Lely — Migrating dairy-herd models from .NET to Python on Databricks

Background

Lely is a global leader in dairy-farm automation, best known for its milking robots. Its Horizon platform turns the data those robots and sensors produce into concrete advice for farmers — scoring and ranking individual cows on production, health, reproduction, and robot-milking efficiency. The scoring models were originally implemented in C#/.NET and ran as services on Kubernetes.
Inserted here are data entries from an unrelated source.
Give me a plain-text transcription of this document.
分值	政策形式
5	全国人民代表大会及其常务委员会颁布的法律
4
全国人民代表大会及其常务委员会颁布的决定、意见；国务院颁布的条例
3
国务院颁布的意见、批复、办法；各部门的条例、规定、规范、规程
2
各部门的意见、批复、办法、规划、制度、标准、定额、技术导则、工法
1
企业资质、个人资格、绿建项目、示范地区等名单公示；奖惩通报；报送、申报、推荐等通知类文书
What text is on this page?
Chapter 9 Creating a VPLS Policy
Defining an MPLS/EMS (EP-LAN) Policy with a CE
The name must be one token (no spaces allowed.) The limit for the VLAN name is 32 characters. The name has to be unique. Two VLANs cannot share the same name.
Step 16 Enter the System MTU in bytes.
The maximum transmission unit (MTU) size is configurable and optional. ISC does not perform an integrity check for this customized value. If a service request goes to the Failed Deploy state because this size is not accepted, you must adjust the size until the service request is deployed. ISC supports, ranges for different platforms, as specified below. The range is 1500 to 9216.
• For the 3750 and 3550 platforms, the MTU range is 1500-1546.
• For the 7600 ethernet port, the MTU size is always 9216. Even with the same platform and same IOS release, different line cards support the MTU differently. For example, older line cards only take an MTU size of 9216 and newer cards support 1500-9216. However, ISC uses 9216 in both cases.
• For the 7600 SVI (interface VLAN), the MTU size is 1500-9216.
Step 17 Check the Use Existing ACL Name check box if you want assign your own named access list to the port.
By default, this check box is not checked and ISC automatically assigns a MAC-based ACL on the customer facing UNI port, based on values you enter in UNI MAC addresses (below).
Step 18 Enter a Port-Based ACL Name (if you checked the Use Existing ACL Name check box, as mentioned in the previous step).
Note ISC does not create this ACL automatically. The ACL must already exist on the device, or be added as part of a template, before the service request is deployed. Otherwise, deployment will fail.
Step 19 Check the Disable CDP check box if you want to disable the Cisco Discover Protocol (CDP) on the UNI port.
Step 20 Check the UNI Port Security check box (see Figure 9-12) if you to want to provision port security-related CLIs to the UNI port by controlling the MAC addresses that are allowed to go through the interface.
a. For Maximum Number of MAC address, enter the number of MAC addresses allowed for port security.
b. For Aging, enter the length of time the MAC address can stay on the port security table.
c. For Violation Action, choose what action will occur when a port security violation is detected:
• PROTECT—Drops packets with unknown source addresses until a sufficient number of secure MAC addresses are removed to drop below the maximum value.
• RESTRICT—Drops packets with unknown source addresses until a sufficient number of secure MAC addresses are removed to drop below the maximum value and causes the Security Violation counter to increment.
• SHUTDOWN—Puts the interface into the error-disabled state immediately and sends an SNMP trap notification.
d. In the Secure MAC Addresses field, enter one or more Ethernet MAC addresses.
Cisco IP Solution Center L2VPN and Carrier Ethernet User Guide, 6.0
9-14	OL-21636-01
We were brought in as ML engineers to migrate that modelling system into Python on Databricks so it could scale to whole-herd computation and be iterated on more easily — while guaranteeing the new models produced exactly the same results as the trusted originals.

The challenge

Production models ran as C#/.NET services (Azure Functions on Kubernetes), hard to scale for herd-wide computation.
Numerical parity with the existing system had to be preserved exactly — farmers act on this advice, so results could not drift.
Early Python prototypes used row-by-row pandas iteration, unsuitable for farm/herd scale.
The models were a set of interdependent sub-models feeding a composite ranking, each with its own constants and thresholds to carry over precisely.

Our approach

Re-implemented the sub-models (production, health, reproduction, robot efficiency, lactation-curve fitting) and the composite cow-ranking index in Python.
Preserved exact model constants and thresholds from the reference implementation to guarantee parity.
Ported the gradient-descent curve-fitting solver to the scientific-Python stack (NumPy / SciPy).
Re-engineered row-wise pandas logic into vectorized PySpark so the models run efficiently at herd scale on Databricks.
Built a numerical-parity test harness validating Python outputs against the legacy reference simulations before cutover.

My role on the project

Translating the C# model logic into Python, sub-model by sub-model.
Building the parity test harness comparing Python output against the legacy reference.
Vectorising the computation into PySpark for herd-scale performance.
Packaging the models to run as Databricks jobs producing per-cow advice.

Architecture

Daily summary data

Spark / Delta

Feature engineering

Vectorized PySpark

Sub-models

Production · health
Reproduction · efficiency
Curve fitting

Composite ranking

Cow index

Per-cow advice

Databricks jobs

Parity check

vs. legacy reference

C#/.NET models re-implemented in PySpark on Databricks, validated against the legacy reference for numerical parity.

Outcomes

Cow-modelling running as scalable Databricks jobs in place of the legacy .NET services.
Validated numerical parity with the reference implementation, so farmers’ advice stayed trustworthy.
A maintainable Python codebase ready for herd-scale execution and future iteration.